Ambrosius jojoot

 

Ambrosius jojoot 

Ambrosius voelt zich opperbest en barst weer van de energie. Overal schept hij op over zijn gewichtsafname en vertelt aan ieder die het horen wil dat afvallen een fluitje van een cent is. Maar opscheppen doet hij niet alleen letterlijk. Ook figuurlijk laadt hij op feestjes en recepties zijn bord weer voller met salades, worst en grand desserts. En omdat de vrolijke bourgondier een alsmaar groeiende familie- en vriendenkring ontwikkelt schakelen die feestjes zich steeds frequenter aaneen. Ook krijgt hij weer meer oog voor mooie wijnen, bieren en vele smaken alcoholica en verliest zich in onmatigheid. Zijn leven is een groot feest. Maar de weegschaal verliest hij uit het oog. 

Daar zijn ze weer, oude demonen

het verhaal wordt nu stokoud.

Protestanten en toffelemonen,

ze gaan steeds weer in de fout. 

Het is twee jaar later en Ambrosius loopt inmiddels weer over van schuldgevoel Hij is namelijk terug op zijn oude gewicht. Dat wil zeggen 30 kilo te zwaar. Zonde, zonde, zonde, mompelt Ambrosia dag in dag uit. En tot overmaat van ramp is de decembermaand weer in aantocht. De goede lobbes heeft zojuist zijn zeventigste verjaardag gevierd en raakt zachtjesaan in de versombering. Hij begrijpt verdraaid goed hoe de 120 pakjes boter teveel aan zijn lijf een aanslag plegen op bloedvaten, gewrichten en de insulinemakende alvleesklier.  

Na de suikerbeesten en boterletters van het sinterklaasfeest ligt Ambrosius met flinke griep in bed. Hoge koorts dwingt hem tot bangwordende dwangdromen. Een geraamte met een zeis komt zijn kamer binnen maar verdwijnt weer zodra de vleesmassa op het bed schreeuwend om zich heen begint te zwaaien. Eten doet de zieke die dagen nauwelijks hetgeen volgens Ambrosia geen ramp is. Pas tegen kerstmis is hij een beetje hersteld. Maar dan slaat het noodlot opnieuw toe. Met een fikse blaasontsteking belandt hij opnieuw in bed en wederom verschijnt hem de man met de zeis. Zo kwakkelen voor Ambrosius de feestdagen voorbij. Slechts de amuses die Ambrosia op een dessertlepeltje voor zijn neus houdt, werkt hij naar binnen. 
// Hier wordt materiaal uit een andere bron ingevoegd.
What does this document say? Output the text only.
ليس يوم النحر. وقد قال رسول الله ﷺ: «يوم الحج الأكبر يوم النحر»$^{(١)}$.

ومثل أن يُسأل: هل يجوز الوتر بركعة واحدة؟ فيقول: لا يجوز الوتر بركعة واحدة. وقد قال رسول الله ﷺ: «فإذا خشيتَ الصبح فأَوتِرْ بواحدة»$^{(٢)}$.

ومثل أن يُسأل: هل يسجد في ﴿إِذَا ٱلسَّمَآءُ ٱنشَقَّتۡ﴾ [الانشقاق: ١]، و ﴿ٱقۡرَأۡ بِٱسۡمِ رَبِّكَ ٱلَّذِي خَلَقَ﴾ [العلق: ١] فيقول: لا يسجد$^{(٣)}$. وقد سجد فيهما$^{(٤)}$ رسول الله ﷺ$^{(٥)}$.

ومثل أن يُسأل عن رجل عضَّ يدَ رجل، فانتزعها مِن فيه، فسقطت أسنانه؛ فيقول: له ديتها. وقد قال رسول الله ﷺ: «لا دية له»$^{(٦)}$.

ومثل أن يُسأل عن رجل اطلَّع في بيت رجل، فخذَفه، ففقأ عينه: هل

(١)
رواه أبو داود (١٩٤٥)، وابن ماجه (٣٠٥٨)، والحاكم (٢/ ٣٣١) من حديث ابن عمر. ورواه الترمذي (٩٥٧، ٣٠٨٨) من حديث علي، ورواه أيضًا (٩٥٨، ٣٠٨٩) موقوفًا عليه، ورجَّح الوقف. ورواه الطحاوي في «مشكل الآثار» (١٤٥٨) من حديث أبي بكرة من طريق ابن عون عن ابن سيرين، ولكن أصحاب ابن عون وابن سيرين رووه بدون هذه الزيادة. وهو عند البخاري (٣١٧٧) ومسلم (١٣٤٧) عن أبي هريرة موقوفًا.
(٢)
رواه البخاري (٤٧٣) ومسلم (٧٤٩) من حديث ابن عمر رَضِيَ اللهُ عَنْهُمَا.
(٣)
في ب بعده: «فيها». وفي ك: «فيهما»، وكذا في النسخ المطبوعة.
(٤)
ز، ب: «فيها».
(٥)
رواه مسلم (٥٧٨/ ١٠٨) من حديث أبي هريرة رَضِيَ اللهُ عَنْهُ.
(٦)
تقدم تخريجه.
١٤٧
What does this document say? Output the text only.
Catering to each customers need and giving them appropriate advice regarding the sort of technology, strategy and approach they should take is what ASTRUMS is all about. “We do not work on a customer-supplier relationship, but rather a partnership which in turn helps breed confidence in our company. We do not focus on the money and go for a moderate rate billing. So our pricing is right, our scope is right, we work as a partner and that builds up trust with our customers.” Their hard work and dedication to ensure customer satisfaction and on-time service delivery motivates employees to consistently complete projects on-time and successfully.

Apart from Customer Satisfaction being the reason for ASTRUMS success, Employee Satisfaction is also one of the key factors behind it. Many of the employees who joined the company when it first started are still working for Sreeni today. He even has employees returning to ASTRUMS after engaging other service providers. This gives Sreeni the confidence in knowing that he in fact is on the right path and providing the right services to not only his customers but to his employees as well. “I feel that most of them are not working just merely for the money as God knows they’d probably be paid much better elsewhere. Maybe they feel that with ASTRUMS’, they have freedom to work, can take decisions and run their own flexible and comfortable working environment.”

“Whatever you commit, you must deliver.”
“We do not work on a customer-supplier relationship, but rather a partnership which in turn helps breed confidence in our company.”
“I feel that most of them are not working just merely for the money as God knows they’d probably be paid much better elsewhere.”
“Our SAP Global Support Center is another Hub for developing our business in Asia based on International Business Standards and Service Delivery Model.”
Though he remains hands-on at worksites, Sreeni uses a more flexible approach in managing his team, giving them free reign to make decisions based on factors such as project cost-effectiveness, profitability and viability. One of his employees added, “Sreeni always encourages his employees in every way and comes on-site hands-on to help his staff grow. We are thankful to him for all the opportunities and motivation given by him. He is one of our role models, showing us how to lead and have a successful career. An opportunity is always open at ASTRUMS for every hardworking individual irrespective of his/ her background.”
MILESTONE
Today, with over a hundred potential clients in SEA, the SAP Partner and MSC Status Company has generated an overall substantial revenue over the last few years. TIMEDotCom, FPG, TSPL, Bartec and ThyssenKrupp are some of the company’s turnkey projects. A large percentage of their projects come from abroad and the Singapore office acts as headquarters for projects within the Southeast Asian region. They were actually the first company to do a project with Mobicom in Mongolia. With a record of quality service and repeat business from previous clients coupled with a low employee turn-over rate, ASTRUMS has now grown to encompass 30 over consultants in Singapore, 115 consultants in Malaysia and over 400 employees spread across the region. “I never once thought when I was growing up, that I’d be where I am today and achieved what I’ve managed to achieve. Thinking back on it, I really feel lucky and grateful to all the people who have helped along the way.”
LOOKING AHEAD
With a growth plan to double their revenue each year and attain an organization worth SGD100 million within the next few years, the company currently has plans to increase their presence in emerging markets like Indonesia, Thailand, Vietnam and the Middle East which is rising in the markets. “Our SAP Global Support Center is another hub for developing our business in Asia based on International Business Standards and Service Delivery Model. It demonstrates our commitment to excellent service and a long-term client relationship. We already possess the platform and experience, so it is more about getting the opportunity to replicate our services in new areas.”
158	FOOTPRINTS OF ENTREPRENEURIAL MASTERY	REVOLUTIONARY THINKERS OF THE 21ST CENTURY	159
Direct na de jaarwisseling gaat de delinquent met zijn plasje naar de dokter om de ontsteking te laten onderzoeken. Poppy, die dit keer niet in de stemming is voor grappen en grollen, steekt het staafje in het potje met de plas en kijkt ernstig naar de verkleuringen. “De ontsteking is voorbij maar er zit verdomd veel suiker in je urine man. En het gehalte is zo hoog dat ik jou hierbij tot diabetespatiënt verklaar. Vandaag nog bloedprikken en morgen terugkomen . Dit is mijn uitspraak en hiertegen is geen hoger beroep mogelijk ! ” 

Brutus heeft het vonnis aangehoord. Platgeslagen verlaat hij het gerechtsgebouw. Beteuterd tuurt hij op het bloedprikformulier en de verwijzingen naar de diabetesverpleegkundige, de dietiste en de polikliniek voor een oogfoto. Hij weet dat hij na zeventig gezonde bourgondische jaren terecht is gekomen in een machtige medische molen waar uitstappen niet meer mogelijk is. En hij verwenst alle hemaworsten, appelflappen, lekkerbekjes, stroopwafels en pruimenjenevertjers van de wereld. Het enige voordeel van de situatie is dat hij weer een innige relatie zal gaan opbouwen met Olijfje, de dietiste die hem weer van zijn kilo’s zal moeten afhelpen.